SYRIA: The mandate authorising a UN relief operation from Turkey for 2.4 million people in rebel-controlled northwestern Syria was extended for six months in a 9 July UN Security Council vote, with another six-month extension possible pending a review. The authorization had been set to expire on 10 July. Russia, which can veto the Security Council’s authorisation, has argued that aid to Idlib should come via government-controlled areas. Humanitarian groups say Damascus doesn’t allow aid to flow across the front line.

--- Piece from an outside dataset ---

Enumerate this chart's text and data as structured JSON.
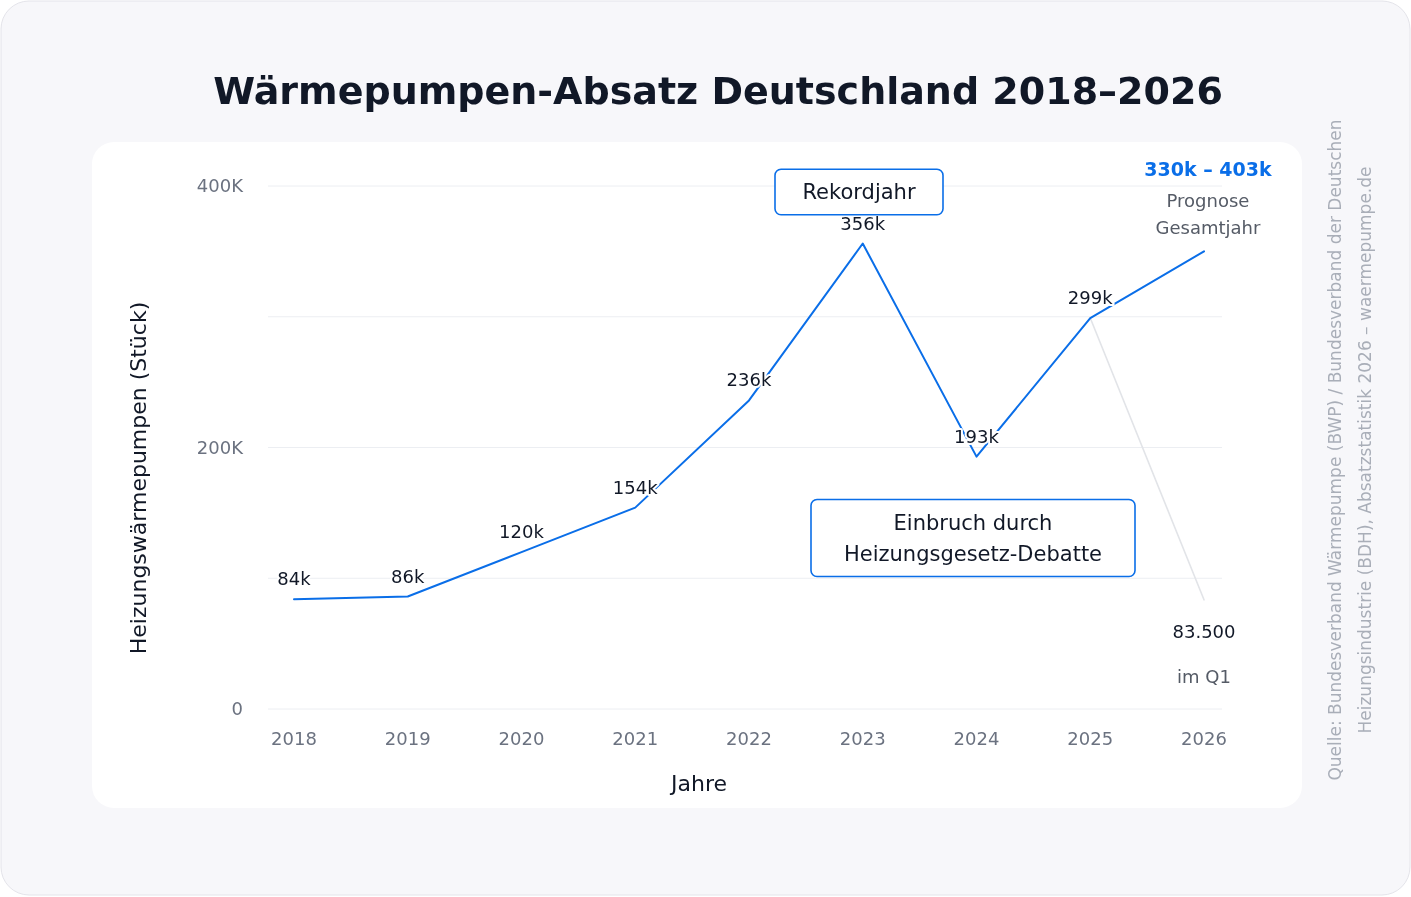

UK: The government submitted its proposed overhaul of the country’s asylum system to parliament as legislation this week. If approved, the overhaul would create a two-tiered protection system that rights groups say will discriminate against asylum seekers who arrive in the country irregularly. The UN’s refugee agency has said the changes “will undermine the 1951 [Refugee] Convention and international protection system, not just in the UK, but globally”.

Weekend read

Donors accuse UN of mismanaging Tigray refugee response

“The safety, security and dignity of refugees is at severe risk, and lives may be lost,” a group of Western embassies and donors charged in a letter calling out the UN-led relief operation for Tigrayan refugees in Sudan and leaked to The New Humanitarian. As Africa correspondent and editor Philip Kleinfeld details in our weekend read, the letter to the UN’s refugee agency, UNHCR, is unusual for its frank criticisms, accusing the organisation of a lack of leadership and failing to act on prior donor warnings about gaps and delays in providing aid at the camps – as raised in another letter sent by the group earlier this year. Tens of thousands of refugees have fled the conflict in Ethiopia’s northern Tigray region since last November. Around 40,000 live in two official camps – previously used by Ethiopians fleeing famine in the 1980s. Another 8,500 are sheltering in transit centres close to the border with Ethiopia. The UN has responded that it is doing its best, stating that the pace of arrivals was the highest seen in eastern Sudan over the past two decades. But senior aid workers on the ground told Kleinfeld that the camps are poorly sited, communication with refugees is spotty, and a dearth of senior officials has led to slow and chaotic responses. “I have never seen a humanitarian response with such little human dignity,” said one, who leads an international aid group working in the camps. In recent weeks, severe storms damaged some 4,000 of the 10,000 shelters in the two official camps, forcing women into survival sex work, an aid worker said. The good news is that the latest donor letter seems to be breathing new life into aid efforts; the signatories called on UNHCR to make immediate improvements ahead of the upcoming rainy season. As aid workers warned The New Humanitarian, things will turn even more sour if changes aren’t made before heavy rains set in.

And finally...

The UN’s pandemic-year spending

The UN’s spending increased in 2020, with at least $2.1 billion, or 11 percent, going to COVID-19-related goods and services. The UN’s annual procurement report – based on public data on 36,594 contracts – shows that purchasing of PPE and other COVID-19 supplies pushed up spending by UNICEF and the UN Development Programme, while WHO’s buying almost doubled, to $1.7 billion. Overall, health-related purchasing represents the largest slice of the UN’s $22.3 billion outgoings. But that’s not new. Three pharmaceutical companies top the list of suppliers by value: GlaxoSmithKline, Pfizer, and the Serum Institute of India. These firms were already major suppliers of childhood vaccinations, and the purchase of COVID-19 vaccines in 2021 will likely see pharmaceutical firms top the list again in 2021. The pandemic did reduce some UN spending: Travel and accommodation went down by nearly half, to $668 million.